Nous ne sommes pas complètement « victimes innocentes » dans cette affaire. Nous, c'est-à-dire les instits, les "de gauche",  les républicains, les pédagogues, les syndicalistes ou les militants de l'école "nouvelle"…

Adeptes de la modernité, nous avons laissé filer la tradition humaniste du métier avec l'eau du bain.

Enfermés dans des batailles à court terme, nous n'avons pas su voir plus loin que le petit périmètre de nos revendications.

Intimidés par les discours des experts, nous avons accepté les techno-logiques (comme dit David Corneille) dans nos pratiques.

Dépossédés du point de vue d'ensemble, nous nous sommes fourvoyés dans des impasses… et nous avons commencé à perdre notre âme.


Je propose ici une mosaïque de réflexions, les unes argumentées, les autres plus intuitives, sur les bouleversements de l'école que nous avons vécus et qui ont préparé le terrain à la résignation. Le lecteur aura peut-être du mal à retrouver un lien direct avec le sujet, voire peut-être une cohérence. Le fil logique de tout cela n'est pas toujours encore très clair pour moi.
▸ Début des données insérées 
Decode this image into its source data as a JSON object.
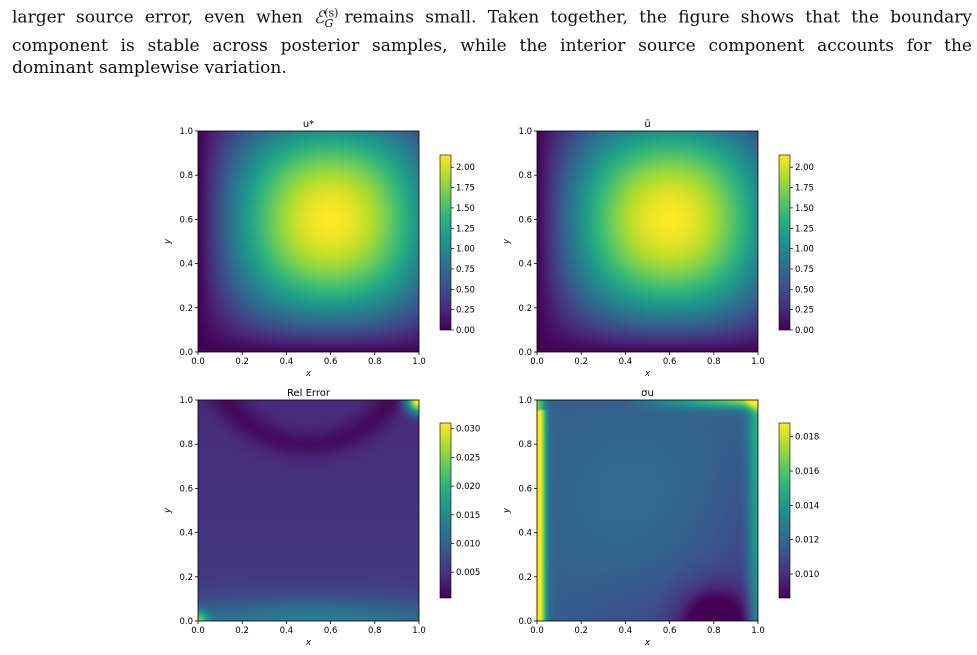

Si je devais en dérouler un, d'emblée, ce serait celui d'une histoire d'instit (la mienne) et de son ressenti.


*Sortir du petit périmètre


Elle ne verrait de la mer que chaque vague, l'une après l'autre,

 et ne comprendrait pas la houle et son immense mobilité,

ni les promesses et les dangers qu'elle recèle.


(Note technique : au rugby, quand on dit qu'on joue dans le petit périmètre, c'est qu'on reste cantonné autour des regroupements et qu'on n'envoie pas la balle au large… C'est un choix qui peut s'avérer utile quand on n'a pas confiance dans ses capacités ou quand on est sur la défensive. C'est un jeu qui peut faire gagner sur un match, mais rarement sur une saison).


La bataille contre la Base élèves a été perdue par la profession en juillet dernier parce qu'elle a joué dans le petit périmètre. Elle n'a pas su voir plus loin, aveuglée par le débat sur les items et notamment sur celui de la nationalité et des sans-papiers… ce n'est finalement qu'un aspect secondaire, ou simplement une conséquence possible de la mise en place du fichier nominatif centralisé.

Nous savons maintenant - et nous commençons à être crédible là-dessus - que le point central est celui du numéro d'identification.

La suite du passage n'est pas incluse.